How to know the format of a text file

  • Hi folks.... needed your suggestions.....

    I had created a text file named "forward.txt" in windows operating system. How can i know whether my text file "forward.txt" is a

    ASCII-CRLF

    ASCII-LF

    EBCDIC.

    I want to know my text file format. Is it in ASCII-CRLF format or in ASCII-LF format or in EBCDIC format??

    Thanks!!

  • There are some suggestions in Wikipedia on identifying the EOL character

    http://en.wikipedia.org/wiki/Newline

    hope this gives you a starting place.

    Ian

  • If you created it, you presumably know how you created it. If you created it on Wndows with Notepad, for example, it will use ASCII-CRLF (ANSI) unless you told the system to use a unicode format for it. If you created it with something that gives you full control over the output, it will be whatever format you generated. And so on.

    Tom

  • tinnusqlserver (5/5/2011)


    Hi folks.... needed your suggestions.....

    I had created a text file named "forward.txt" in windows operating system. How can i know whether my text file "forward.txt" is a

    ASCII-CRLF

    ASCII-LF

    EBCDIC.

    I want to know my text file format. Is it in ASCII-CRLF format or in ASCII-LF format or in EBCDIC format??

    Thanks!!

    There's really only one way to know for sure... open it up with a hex editor and look.

    --Jeff Moden


    RBAR is pronounced "ree-bar" and is a "Modenism" for Row-By-Agonizing-Row.
    First step towards the paradigm shift of writing Set Based code:
    ________Stop thinking about what you want to do to a ROW... think, instead, of what you want to do to a COLUMN.

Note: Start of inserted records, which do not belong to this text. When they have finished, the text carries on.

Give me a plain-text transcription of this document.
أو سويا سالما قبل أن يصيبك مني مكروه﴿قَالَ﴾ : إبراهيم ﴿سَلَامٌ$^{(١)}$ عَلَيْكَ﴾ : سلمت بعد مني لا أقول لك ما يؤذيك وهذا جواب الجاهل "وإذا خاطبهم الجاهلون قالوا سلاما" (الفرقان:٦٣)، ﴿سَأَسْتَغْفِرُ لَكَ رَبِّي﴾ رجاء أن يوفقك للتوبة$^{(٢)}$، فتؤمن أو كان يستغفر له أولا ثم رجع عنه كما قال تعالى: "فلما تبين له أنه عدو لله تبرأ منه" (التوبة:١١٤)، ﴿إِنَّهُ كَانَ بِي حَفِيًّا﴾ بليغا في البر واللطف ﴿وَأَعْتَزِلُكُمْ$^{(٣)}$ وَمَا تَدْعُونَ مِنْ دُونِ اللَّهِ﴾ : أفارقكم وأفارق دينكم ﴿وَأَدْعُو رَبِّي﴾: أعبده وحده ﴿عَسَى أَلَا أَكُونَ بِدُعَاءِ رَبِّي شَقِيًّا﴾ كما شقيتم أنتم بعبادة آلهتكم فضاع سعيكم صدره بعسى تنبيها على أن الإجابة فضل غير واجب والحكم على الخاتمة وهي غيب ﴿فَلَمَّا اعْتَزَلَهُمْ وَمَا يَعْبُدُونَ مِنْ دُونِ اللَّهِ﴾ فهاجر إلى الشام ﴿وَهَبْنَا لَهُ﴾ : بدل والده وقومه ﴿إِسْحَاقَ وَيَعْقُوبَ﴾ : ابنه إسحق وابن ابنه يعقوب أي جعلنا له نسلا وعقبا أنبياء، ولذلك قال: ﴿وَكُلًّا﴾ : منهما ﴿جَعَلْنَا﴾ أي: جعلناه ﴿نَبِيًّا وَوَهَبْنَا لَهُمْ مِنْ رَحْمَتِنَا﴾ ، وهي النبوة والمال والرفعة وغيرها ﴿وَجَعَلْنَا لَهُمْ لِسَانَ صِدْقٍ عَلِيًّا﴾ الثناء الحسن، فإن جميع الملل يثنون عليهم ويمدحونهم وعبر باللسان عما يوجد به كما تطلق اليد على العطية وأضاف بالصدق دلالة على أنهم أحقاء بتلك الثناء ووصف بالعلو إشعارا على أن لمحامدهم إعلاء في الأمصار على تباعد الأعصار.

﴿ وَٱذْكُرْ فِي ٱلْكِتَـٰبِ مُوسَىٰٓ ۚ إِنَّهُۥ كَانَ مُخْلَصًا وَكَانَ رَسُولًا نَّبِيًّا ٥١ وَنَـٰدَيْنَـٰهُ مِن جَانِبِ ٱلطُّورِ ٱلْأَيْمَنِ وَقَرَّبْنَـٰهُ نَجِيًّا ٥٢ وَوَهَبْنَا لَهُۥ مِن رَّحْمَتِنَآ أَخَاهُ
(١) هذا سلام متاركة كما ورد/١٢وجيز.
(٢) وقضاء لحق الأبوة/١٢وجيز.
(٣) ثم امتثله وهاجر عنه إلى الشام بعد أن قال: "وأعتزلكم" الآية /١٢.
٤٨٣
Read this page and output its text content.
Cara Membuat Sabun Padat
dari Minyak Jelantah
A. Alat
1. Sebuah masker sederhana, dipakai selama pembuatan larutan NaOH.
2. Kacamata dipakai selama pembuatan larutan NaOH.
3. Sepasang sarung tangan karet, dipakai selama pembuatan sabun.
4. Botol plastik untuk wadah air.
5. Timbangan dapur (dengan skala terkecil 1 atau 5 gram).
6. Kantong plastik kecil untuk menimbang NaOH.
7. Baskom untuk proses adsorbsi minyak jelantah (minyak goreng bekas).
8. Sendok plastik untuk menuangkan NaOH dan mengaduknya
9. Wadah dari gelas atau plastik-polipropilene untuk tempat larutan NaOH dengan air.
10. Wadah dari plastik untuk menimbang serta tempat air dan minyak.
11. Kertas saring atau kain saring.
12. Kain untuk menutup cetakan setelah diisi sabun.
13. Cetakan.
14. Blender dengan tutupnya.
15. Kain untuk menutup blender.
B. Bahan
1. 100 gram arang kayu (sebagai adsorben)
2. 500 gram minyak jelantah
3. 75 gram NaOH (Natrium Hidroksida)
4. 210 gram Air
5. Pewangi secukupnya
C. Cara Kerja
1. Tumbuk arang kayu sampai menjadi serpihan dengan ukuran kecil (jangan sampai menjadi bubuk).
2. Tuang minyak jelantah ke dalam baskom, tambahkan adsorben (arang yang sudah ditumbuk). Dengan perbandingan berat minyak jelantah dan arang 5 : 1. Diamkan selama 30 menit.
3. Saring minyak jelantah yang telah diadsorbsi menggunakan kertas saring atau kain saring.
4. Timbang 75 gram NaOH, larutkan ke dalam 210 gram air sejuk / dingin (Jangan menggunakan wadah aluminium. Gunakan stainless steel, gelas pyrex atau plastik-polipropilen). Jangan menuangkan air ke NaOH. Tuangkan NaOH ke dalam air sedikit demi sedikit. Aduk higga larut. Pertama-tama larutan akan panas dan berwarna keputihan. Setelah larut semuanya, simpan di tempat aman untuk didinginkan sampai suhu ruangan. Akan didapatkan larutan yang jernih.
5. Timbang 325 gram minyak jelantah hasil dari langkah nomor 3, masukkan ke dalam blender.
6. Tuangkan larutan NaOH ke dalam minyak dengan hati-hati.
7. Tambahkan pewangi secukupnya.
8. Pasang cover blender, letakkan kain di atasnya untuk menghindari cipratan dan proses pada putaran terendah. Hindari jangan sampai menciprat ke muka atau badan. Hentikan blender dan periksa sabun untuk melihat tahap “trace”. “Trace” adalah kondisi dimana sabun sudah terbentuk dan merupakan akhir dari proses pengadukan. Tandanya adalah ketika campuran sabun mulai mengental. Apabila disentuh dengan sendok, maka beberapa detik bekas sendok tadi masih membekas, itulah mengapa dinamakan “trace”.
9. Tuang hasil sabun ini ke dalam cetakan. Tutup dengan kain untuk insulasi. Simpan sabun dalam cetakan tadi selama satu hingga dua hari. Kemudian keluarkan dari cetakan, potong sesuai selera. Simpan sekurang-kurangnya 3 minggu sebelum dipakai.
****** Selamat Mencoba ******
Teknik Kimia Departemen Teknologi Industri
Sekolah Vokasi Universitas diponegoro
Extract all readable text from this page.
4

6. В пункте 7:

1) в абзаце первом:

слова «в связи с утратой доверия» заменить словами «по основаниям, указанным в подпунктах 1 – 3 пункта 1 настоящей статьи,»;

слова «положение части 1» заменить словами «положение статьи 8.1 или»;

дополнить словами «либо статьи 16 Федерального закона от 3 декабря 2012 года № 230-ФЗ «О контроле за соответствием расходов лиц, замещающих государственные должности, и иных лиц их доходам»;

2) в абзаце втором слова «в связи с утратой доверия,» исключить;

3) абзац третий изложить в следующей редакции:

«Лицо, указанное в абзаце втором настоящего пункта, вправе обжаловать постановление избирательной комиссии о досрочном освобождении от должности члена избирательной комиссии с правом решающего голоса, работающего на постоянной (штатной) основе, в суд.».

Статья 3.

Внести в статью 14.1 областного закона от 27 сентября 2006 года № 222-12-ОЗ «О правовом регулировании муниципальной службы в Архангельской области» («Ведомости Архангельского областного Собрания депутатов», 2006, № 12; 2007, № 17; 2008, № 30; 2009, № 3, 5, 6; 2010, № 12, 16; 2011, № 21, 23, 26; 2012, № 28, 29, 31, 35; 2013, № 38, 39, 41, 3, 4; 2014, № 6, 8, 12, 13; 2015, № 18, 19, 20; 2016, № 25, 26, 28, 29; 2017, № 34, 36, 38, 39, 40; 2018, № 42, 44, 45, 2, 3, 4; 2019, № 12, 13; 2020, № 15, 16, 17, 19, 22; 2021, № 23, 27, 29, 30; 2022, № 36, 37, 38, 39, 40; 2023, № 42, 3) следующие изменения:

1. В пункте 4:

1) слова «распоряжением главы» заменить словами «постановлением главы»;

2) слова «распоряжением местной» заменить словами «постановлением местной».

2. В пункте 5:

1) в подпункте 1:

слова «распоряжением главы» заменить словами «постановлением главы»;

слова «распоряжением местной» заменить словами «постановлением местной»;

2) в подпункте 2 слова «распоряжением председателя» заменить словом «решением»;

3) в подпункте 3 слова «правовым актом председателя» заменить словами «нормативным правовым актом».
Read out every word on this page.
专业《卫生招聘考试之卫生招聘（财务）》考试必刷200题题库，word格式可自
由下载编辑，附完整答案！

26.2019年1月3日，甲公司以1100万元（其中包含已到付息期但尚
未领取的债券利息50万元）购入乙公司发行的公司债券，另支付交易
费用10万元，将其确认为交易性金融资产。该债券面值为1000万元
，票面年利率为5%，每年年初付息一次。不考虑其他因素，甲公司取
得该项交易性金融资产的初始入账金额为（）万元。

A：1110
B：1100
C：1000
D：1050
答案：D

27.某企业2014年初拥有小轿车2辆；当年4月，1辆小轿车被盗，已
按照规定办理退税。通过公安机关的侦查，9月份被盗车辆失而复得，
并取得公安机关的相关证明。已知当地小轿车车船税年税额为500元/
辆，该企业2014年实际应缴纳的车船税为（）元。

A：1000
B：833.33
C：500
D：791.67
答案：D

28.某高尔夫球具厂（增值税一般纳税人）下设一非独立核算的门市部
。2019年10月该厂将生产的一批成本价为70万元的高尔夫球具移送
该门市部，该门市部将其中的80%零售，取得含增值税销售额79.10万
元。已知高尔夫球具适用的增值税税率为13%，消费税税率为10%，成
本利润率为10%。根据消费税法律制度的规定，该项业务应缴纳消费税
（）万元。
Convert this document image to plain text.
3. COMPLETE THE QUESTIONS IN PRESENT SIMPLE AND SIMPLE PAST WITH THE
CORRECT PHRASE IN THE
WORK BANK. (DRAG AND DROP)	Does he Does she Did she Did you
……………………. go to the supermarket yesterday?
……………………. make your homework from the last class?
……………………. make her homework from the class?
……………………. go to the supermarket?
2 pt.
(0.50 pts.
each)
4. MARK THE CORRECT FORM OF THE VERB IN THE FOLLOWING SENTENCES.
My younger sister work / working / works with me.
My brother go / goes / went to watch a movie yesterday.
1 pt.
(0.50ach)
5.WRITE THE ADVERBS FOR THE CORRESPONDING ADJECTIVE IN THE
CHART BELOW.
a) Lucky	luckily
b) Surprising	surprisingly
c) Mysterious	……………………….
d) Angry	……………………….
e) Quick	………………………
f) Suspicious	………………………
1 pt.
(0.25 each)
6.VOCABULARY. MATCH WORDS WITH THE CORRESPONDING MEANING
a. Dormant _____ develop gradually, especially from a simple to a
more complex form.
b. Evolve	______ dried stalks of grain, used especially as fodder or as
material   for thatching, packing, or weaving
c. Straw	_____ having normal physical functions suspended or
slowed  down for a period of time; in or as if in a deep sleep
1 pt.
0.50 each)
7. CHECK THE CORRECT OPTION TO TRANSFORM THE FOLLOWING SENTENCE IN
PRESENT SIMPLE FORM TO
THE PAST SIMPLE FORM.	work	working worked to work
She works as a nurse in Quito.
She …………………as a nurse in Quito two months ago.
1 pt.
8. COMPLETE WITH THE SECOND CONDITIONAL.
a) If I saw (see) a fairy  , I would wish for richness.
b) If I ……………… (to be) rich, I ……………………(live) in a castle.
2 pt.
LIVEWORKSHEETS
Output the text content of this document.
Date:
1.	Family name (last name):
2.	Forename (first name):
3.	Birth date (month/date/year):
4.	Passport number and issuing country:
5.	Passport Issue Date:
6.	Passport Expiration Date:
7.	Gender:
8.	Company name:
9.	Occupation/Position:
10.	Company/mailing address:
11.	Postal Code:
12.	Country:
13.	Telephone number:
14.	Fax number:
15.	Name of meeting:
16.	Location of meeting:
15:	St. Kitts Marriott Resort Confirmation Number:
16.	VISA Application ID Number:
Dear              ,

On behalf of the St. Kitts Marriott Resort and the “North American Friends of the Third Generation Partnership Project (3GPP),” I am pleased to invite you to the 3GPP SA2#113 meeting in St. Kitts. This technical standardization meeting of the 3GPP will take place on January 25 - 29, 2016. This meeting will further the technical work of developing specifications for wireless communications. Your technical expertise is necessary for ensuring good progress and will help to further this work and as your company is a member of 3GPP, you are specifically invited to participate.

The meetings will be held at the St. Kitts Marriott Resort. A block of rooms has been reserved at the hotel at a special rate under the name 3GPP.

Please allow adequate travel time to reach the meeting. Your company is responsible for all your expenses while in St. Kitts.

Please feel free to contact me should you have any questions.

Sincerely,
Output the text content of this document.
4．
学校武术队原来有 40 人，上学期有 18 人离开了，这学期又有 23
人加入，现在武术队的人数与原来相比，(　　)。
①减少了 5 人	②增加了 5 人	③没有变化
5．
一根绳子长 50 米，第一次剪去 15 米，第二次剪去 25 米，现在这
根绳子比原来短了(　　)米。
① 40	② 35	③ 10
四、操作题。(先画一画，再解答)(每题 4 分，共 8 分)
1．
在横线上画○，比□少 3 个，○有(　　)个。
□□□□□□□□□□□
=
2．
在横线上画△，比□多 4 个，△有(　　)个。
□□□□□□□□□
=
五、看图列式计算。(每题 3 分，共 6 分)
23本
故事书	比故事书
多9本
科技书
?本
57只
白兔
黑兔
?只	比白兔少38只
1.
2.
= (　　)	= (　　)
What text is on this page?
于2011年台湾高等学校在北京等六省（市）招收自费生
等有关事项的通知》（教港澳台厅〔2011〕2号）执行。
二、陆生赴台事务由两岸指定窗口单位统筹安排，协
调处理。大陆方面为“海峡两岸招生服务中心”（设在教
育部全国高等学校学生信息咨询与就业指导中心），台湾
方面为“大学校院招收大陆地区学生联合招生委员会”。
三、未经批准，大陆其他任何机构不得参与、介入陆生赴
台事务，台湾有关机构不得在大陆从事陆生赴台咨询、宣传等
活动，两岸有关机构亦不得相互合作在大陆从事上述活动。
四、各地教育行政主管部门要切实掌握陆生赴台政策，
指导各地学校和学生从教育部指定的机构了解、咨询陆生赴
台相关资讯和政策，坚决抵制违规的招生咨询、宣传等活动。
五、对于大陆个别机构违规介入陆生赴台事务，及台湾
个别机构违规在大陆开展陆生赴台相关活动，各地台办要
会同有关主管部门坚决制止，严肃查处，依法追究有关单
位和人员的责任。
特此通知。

    Change is inevitable... Change for the better is not.


    Helpful Links:
    How to post code problems
    How to Post Performance Problems
    Create a Tally Function (fnTally)

  • Jeff Moden (9/4/2011)


    There's really only one way to know for sure... open it up with a hex editor and look.

    Agreed. See also the Unicode Byte Order Mark FAQ for more details on Unicode and the characters which _may_ exist at the beginning indicating big-endian vs little-endian, but be aware that Microsoft uses UCS-2 instead of a modern (July 1996 or later) Unicode variant.